Agustín Echalar Ascarrunz

agustin_echalar Ayer, al final de la tarde, en la plaza de San Francisco, ahora mal llamada plaza Mayor, tuvo lugar un concierto de música pop dedicado a la, también mal llamada, reivindicación marítima. La convocatoria, hecha por el Ministerio de Culturas, fue un fracaso; estuve por allí alrededor de las ocho de la noche y hasta presencié el momento en que la ministra Salguero se dirigió al público, había poquísima gente, digo, considerando la expectativa de 10.000 asistentes que tenían los organizadores.

La audiencia cómodamente ubicada en el segundo nivel de la recientemente remodelada plaza, no ha debido llegar a las 1.000 personas, eso para un concierto gratuito, en una noche de clima templado para estándares paceños, en un viernes, y con un programa de lujo, es un verdadero fracaso de convocatoria, un bochorno.



Y precisamente por eso, es que nos podemos alegrar, y no, no crea usted que quiero regodearme con la desgracia ajena; el asunto va más allá, es posible que el fracaso del concierto tenga que ver con simple mala organización, un megaconcierto que pretende convertirse en un festival internacional, no se lo saca de debajo de la manga, y no quepa la menor duda, que ya sea el ministerio si organizó todo directamente o la empresa que contrataron, hicieron un muy mal trabajo, pero de eso no nos podemos alegrar.

Existe, sin embargo, la posibilidad de que la clientela potencial de un concierto de esas características no se deje llevar de la nariz por un manoseo tan barato de los sentimientos, y que esa gente, joven y urbana, simplemente esté todavía indignada con el Gobierno. A fin de cuentas, no han pasado dos meses desde que esa misma plaza fuera escenario de la llegada de los maltratados indígenas de la marcha en defensa del TIPNIS y que, debido a eso, una convocatoria salida del Gobierno, simplemente no encuentre eco. De ser ése el motivo del fracaso, sí nos podríamos alegrar del hielo hecho a esa iniciativa, a pesar de la de una de las supuestas premisas patrióticas de los bolivianos.

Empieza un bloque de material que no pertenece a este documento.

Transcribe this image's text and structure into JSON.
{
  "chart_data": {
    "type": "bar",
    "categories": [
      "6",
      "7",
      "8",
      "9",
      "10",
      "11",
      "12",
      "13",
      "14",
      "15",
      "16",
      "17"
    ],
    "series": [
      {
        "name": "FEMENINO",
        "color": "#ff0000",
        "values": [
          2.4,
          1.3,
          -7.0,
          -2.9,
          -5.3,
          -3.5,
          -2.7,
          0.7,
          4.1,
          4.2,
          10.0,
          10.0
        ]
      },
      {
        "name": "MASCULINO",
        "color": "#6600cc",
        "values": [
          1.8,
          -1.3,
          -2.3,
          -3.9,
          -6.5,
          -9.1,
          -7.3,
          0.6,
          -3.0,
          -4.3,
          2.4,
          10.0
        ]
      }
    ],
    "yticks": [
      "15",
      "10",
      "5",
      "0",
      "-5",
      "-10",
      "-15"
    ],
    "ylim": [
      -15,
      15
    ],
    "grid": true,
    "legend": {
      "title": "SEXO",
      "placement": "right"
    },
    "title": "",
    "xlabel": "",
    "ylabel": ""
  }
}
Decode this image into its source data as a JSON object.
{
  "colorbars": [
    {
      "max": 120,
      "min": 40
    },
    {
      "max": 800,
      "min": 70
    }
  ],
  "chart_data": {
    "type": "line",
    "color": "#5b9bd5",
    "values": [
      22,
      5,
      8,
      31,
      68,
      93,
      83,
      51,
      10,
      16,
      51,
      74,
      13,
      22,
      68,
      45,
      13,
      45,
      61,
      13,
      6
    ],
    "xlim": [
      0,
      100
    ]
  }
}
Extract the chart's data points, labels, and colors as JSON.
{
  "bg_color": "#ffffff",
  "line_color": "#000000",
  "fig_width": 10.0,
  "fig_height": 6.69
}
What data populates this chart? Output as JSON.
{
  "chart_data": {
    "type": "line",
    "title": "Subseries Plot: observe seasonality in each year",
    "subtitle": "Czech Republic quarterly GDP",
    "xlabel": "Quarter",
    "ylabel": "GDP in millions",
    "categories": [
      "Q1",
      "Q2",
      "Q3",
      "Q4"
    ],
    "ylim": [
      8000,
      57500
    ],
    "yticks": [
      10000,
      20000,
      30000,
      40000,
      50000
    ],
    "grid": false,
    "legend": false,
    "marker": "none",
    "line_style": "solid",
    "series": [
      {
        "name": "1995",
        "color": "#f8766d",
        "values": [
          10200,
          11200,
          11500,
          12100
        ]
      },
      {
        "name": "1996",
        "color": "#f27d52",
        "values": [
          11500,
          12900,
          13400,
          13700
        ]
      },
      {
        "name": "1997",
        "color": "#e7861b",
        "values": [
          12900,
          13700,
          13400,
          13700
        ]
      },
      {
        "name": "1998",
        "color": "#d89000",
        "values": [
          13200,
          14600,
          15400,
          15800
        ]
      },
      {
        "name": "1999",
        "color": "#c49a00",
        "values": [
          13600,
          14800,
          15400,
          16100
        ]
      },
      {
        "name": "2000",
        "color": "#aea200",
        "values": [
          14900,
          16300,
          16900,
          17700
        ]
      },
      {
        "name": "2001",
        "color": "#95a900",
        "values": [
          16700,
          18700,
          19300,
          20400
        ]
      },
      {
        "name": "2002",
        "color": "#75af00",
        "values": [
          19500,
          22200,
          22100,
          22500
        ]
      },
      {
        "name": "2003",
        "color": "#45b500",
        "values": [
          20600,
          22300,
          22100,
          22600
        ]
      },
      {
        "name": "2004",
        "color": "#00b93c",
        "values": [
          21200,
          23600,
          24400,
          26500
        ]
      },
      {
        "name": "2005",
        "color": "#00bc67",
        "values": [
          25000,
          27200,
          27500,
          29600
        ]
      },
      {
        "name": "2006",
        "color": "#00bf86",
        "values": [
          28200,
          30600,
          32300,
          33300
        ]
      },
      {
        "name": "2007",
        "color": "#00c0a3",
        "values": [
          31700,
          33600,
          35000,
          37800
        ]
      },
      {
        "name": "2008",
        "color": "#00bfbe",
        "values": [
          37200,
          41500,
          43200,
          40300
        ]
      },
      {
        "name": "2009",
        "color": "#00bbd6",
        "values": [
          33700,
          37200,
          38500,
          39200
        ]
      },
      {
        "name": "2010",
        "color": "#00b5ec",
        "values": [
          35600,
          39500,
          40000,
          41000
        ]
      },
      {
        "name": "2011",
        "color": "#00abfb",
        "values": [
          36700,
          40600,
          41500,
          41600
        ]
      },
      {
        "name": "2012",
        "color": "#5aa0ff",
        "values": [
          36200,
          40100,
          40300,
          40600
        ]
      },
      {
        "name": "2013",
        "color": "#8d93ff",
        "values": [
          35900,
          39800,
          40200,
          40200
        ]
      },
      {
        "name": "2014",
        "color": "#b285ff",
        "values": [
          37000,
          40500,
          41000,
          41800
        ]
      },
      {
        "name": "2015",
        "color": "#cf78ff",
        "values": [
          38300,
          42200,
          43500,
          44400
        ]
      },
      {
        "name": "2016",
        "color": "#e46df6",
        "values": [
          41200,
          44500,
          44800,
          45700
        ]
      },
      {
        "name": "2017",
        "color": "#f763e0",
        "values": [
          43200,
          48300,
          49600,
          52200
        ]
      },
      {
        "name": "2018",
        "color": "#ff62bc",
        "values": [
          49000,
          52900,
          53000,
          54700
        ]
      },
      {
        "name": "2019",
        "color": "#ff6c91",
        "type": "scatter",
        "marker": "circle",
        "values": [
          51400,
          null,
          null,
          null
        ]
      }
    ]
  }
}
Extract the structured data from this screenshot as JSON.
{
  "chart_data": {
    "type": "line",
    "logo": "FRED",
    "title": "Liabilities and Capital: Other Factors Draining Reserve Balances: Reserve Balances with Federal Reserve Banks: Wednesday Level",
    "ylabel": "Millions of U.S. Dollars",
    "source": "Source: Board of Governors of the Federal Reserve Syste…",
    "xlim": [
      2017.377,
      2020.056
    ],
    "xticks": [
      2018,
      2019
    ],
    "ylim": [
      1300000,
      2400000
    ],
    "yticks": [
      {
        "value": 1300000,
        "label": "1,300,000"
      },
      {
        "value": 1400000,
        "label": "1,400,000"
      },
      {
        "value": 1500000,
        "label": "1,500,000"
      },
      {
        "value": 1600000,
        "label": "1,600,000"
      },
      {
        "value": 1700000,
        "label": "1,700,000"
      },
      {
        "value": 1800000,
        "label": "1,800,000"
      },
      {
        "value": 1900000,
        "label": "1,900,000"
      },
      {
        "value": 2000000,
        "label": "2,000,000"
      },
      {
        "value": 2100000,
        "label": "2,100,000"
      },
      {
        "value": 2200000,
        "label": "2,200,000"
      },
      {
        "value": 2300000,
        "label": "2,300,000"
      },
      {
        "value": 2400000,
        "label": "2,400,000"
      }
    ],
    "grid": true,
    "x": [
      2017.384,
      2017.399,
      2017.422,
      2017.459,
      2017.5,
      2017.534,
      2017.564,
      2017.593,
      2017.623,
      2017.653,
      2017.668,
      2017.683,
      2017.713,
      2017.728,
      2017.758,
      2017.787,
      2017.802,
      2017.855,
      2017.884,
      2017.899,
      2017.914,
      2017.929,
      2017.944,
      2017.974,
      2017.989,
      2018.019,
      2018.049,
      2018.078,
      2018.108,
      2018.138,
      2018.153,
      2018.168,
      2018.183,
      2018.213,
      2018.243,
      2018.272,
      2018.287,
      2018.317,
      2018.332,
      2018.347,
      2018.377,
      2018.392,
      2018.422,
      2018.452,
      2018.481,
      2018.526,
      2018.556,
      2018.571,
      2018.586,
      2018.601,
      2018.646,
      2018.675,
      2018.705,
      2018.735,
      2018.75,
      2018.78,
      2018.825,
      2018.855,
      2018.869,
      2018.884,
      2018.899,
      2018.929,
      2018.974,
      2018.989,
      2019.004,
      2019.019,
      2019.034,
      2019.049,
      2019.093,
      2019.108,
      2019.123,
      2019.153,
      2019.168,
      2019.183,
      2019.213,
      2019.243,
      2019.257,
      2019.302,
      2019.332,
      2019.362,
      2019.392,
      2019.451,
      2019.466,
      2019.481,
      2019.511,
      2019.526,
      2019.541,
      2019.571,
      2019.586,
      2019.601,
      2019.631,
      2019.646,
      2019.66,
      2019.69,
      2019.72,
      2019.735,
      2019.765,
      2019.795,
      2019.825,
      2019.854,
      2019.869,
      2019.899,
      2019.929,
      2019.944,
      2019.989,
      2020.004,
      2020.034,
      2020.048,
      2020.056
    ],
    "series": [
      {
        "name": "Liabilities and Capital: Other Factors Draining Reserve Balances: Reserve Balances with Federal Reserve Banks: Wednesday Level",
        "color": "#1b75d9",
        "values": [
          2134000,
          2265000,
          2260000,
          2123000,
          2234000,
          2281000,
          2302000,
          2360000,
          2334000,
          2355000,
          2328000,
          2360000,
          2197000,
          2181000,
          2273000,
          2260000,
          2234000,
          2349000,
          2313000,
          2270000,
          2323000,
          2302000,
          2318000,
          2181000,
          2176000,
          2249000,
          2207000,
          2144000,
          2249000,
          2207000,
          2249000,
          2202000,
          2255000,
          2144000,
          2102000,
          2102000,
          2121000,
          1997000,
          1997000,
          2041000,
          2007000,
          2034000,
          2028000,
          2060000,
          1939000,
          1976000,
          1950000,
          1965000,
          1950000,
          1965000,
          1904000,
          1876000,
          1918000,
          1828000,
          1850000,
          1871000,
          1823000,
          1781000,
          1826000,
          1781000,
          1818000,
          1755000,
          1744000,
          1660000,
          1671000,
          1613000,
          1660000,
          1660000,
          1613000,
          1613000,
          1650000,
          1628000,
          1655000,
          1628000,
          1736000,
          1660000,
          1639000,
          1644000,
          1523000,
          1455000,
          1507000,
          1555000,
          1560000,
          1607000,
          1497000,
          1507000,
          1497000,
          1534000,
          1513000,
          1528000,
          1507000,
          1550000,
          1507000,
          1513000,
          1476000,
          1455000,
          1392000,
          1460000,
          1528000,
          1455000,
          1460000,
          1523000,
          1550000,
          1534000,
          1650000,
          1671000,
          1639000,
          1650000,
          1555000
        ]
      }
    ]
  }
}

Pero lo que podría ser considerado una buena noticia, y algo de lo que podríamos felicitarnos, es que la convocatoria, precisamente porque incluía ese “cantar por el mar”, no despertó el menor entusiasmo de los jóvenes paceños, y eso nos puede llenar de esperanzas.

El día en que el tema del mar deje de conmover las fibras más intimas de los bolivianos, el día en que los sentimientos al respecto no puedan incidir más en la política interna, el día en que dejemos de manosear la historia de la Guerra del Pacífico, seremos una sociedad más sana, y mejor preparada para trabajar en bien de nosotros mismos.

El fiasco del concierto, que observé desde la terraza de un simpático café ubicado en la azotea de la galería República, me dio la impresión de una brisa de frescura, como si estuviera frente al mar. La ausencia de la juventud a esa cita bipolar me sugiere que ésta no sólo no se deja manipular con patrioterismos baratos, sino que se estornuda en el mar. Esta constatación se la debemos al Ministerio de Culturas. Gracias.